As the tour to support her second album wound down, Arlo Parks decided to live a little. Her Mercury Prize-winning 2021 debut Collapsed in Sunbeams and 2023 follow-up My Soft Machine had established the Londoner as one of the most preternaturally talented singer-songwriters of her generation, her meld of indie-pop grooves, jazz-tinged acoustic ballads, airy electronica and confessional lyrics connecting on a huge scale. But Parks had spent a significant portion of her life on the road since emerging aged 17—and it was time to take a break. “It felt like this natural moment to settle into life and really grow roots and be like, ‘OK, how do I have fun?’” Parks tells Apple Music’s Zane Lowe. “I ended up taking a little pause and wanting to go out into the world and dance and move and meet people and explore the playful side of making music and being alive.” She immersed herself in New York’s and Los Angeles’ clubbing scenes (the singer-songwriter moved to LA in 2022), heading out with DJ friends and becoming a regular at the vibrant monthly Midnight Lovers night, soaking up its techno and house sounds deep into the night.
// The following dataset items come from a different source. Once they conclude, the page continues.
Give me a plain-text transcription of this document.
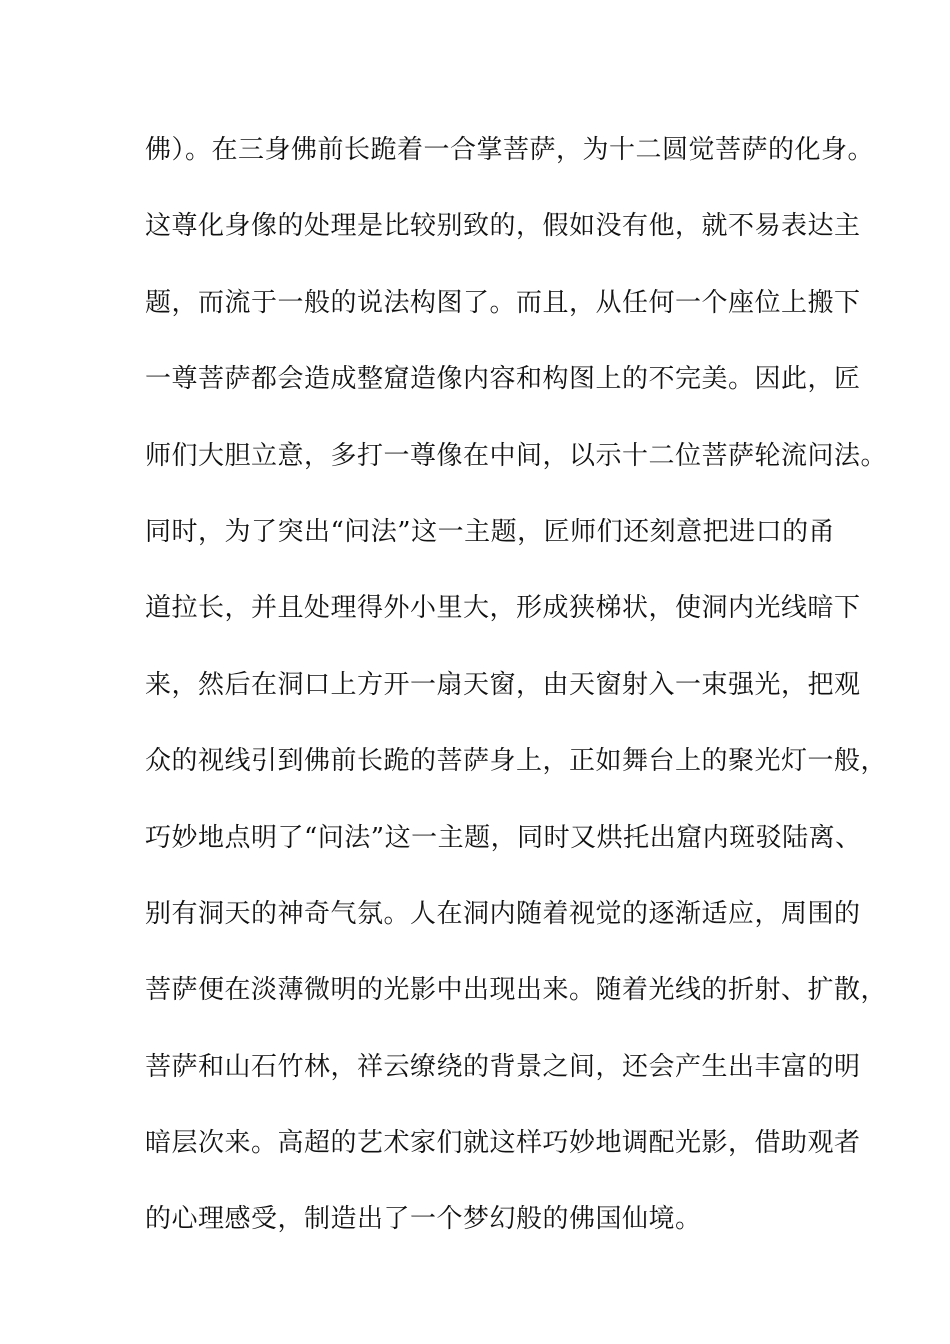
佛）。在三身佛前长跪着一合掌菩萨，为十二圆觉菩萨的化身。
这尊化身像的处理是比较别致的，假如没有他，就不易表达主
题，而流于一般的说法构图了。而且，从任何一个座位上搬下
一尊菩萨都会造成整窟造像内容和构图上的不完美。因此，匠
师们大胆立意，多打一尊像在中间，以示十二位菩萨轮流问法。
同时，为了突出“问法”这一主题，匠师们还刻意把进口的甬
道拉长，并且处理得外小里大，形成狭梯状，使洞内光线暗下
来，然后在洞口上方开一扇天窗，由天窗射入一束强光，把观
众的视线引到佛前长跪的菩萨身上，正如舞台上的聚光灯一般，
巧妙地点明了“问法”这一主题，同时又烘托出窟内斑驳陆离、
别有洞天的神奇气氛。人在洞内随着视觉的逐渐适应，周围的
菩萨便在淡薄微明的光影中出现出来。随着光线的折射、扩散，
菩萨和山石竹林，祥云缭绕的背景之间，还会产生出丰富的明
暗层次来。高超的艺术家们就这样巧妙地调配光影，借助观者
的心理感受，制造出了一个梦幻般的佛国仙境。
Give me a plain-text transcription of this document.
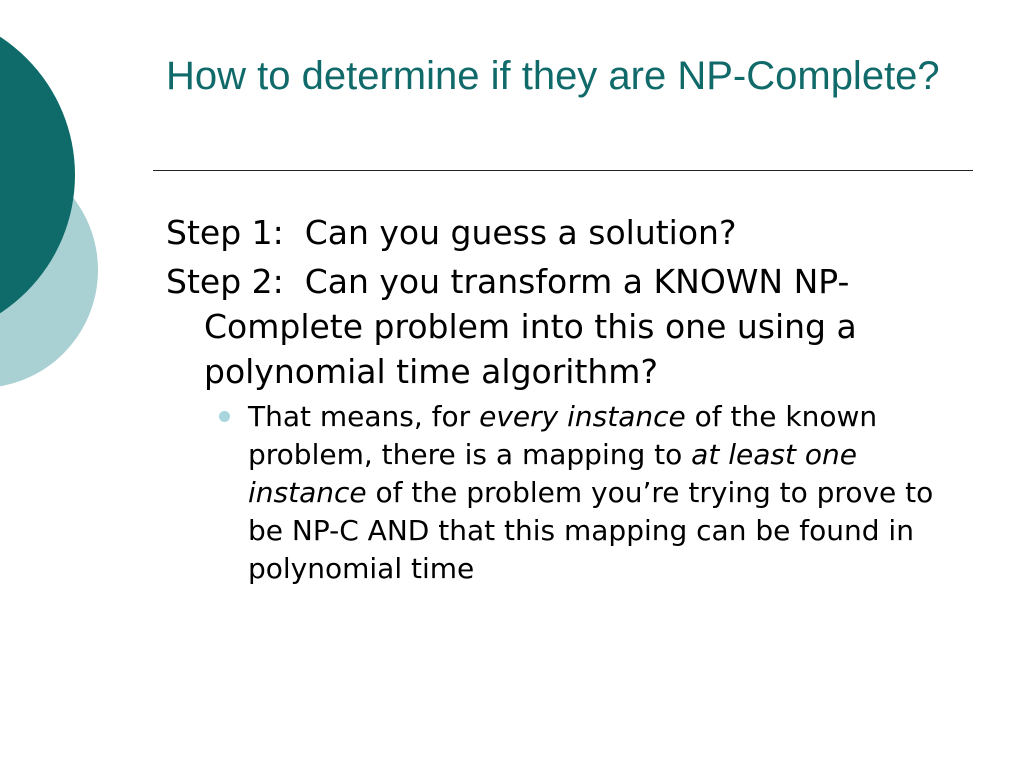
How to determine if they are NP-Complete?
Step 1:  Can you guess a solution?
Step 2:  Can you transform a KNOWN NP-Complete problem into this one using a polynomial time algorithm?
That means, for every instance of the known problem, there is a mapping to at least one instance of the problem you’re trying to prove to be NP-C AND that this mapping can be found in polynomial time
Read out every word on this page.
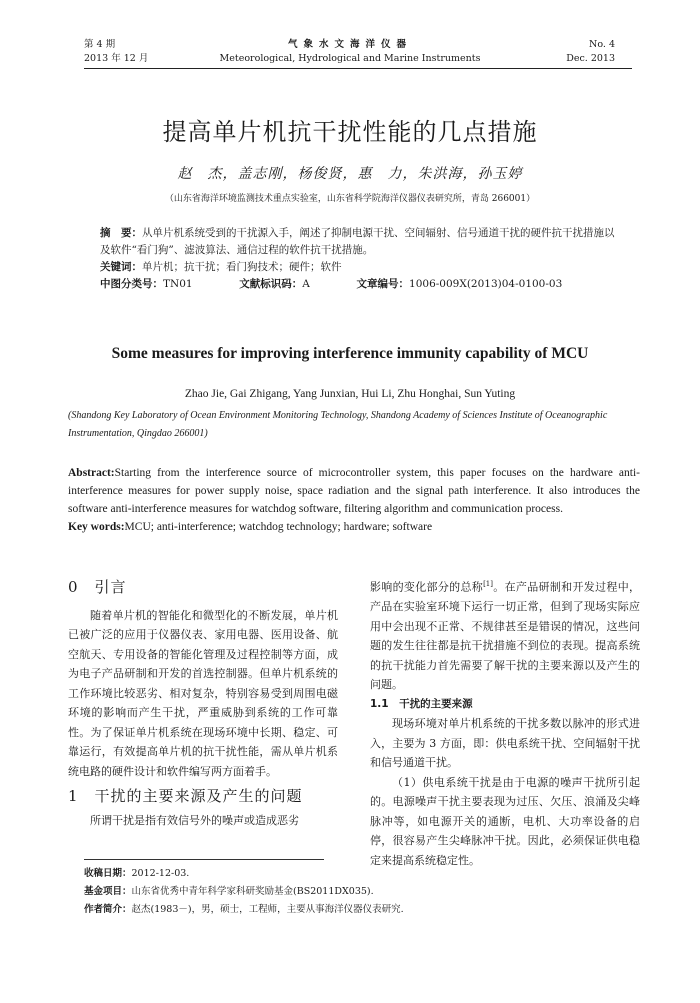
第 4 期
2013 年 12 月
气象水文海洋仪器
Meteorological, Hydrological and Marine Instruments
No. 4
Dec. 2013
提高单片机抗干扰性能的几点措施
赵　杰，盖志刚，杨俊贤，惠　力，朱洪海，孙玉婷
（山东省海洋环境监测技术重点实验室，山东省科学院海洋仪器仪表研究所，青岛 266001）
摘　要：从单片机系统受到的干扰源入手，阐述了抑制电源干扰、空间辐射、信号通道干扰的硬件抗干扰措施以及软件“看门狗”、滤波算法、通信过程的软件抗干扰措施。
关键词：单片机；抗干扰；看门狗技术；硬件；软件
中图分类号：TN01	文献标识码：A	文章编号：1006-009X(2013)04-0100-03
Some measures for improving interference immunity capability of MCU
Zhao Jie, Gai Zhigang, Yang Junxian, Hui Li, Zhu Honghai, Sun Yuting
(Shandong Key Laboratory of Ocean Environment Monitoring Technology, Shandong Academy of Sciences Institute of Oceanographic Instrumentation, Qingdao 266001)
Abstract:Starting from the interference source of microcontroller system, this paper focuses on the hardware anti-interference measures for power supply noise, space radiation and the signal path interference. It also introduces the software anti-interference measures for watchdog software, filtering algorithm and communication process.
Key words:MCU; anti-interference; watchdog technology; hardware; software
0　引言

随着单片机的智能化和微型化的不断发展，单片机已被广泛的应用于仪器仪表、家用电器、医用设备、航空航天、专用设备的智能化管理及过程控制等方面，成为电子产品研制和开发的首选控制器。但单片机系统的工作环境比较恶劣、相对复杂，特别容易受到周围电磁环境的影响而产生干扰，严重威胁到系统的工作可靠性。为了保证单片机系统在现场环境中长期、稳定、可靠运行，有效提高单片机的抗干扰性能，需从单片机系统电路的硬件设计和软件编写两方面着手。

1　干扰的主要来源及产生的问题

所谓干扰是指有效信号外的噪声或造成恶劣

影响的变化部分的总称[1]。在产品研制和开发过程中，产品在实验室环境下运行一切正常，但到了现场实际应用中会出现不正常、不规律甚至是错误的情况，这些问题的发生往往都是抗干扰措施不到位的表现。提高系统的抗干扰能力首先需要了解干扰的主要来源以及产生的问题。

1.1　干扰的主要来源

现场环境对单片机系统的干扰多数以脉冲的形式进入，主要为 3 方面，即：供电系统干扰、空间辐射干扰和信号通道干扰。

（1）供电系统干扰是由于电源的噪声干扰所引起的。电源噪声干扰主要表现为过压、欠压、浪涌及尖峰脉冲等，如电源开关的通断，电机、大功率设备的启停，很容易产生尖峰脉冲干扰。因此，必须保证供电稳定来提高系统稳定性。

收稿日期：2012-12-03.
基金项目：山东省优秀中青年科学家科研奖励基金(BS2011DX035).
作者简介：赵杰(1983－)，男，硕士，工程师，主要从事海洋仪器仪表研究.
That sparked a reinvention that resulted in her startling third album, Ambiguous Desire, a record that wraps Parks’ rich melodicism in the heady euphoria of the dance floor, all clubby beats and soulful bangers. “I wanted to create something that feels instinctive and intuitive and spontaneous rather than being at the fringes and being polite,” she says of changing up her sound. “I wanted to be all the way in.” This is music imbued with the exhilarating abandon of losing yourself in the club, songs propelled with a hypnotic pulse but that possess warmth too, from the strobing synths of “Heaven” to the Sampha-featuring, breakbeat-laden “Senses” and the UK garage nods of “Nightswimming”. Primarily recorded in New York with BROCKHAMPTON collaborator Baird, Ambiguous Desire is a rich, entrancing listen. It marks a thrilling third chapter in Parks’ story, a creative rebirth that sounds like an artist totally in touch with the person they’ve become, making exactly the sort of music they want to make. “Having that ethos sonically and lyrically allowed me to make this music I was really proud of because I was like, ‘OK, this is my heart, this is me now,’” she says. “I don’t feel bound by anything that I’ve made before. These stories are still just as true and rooted in poetry, but I think you can hear a freedom.”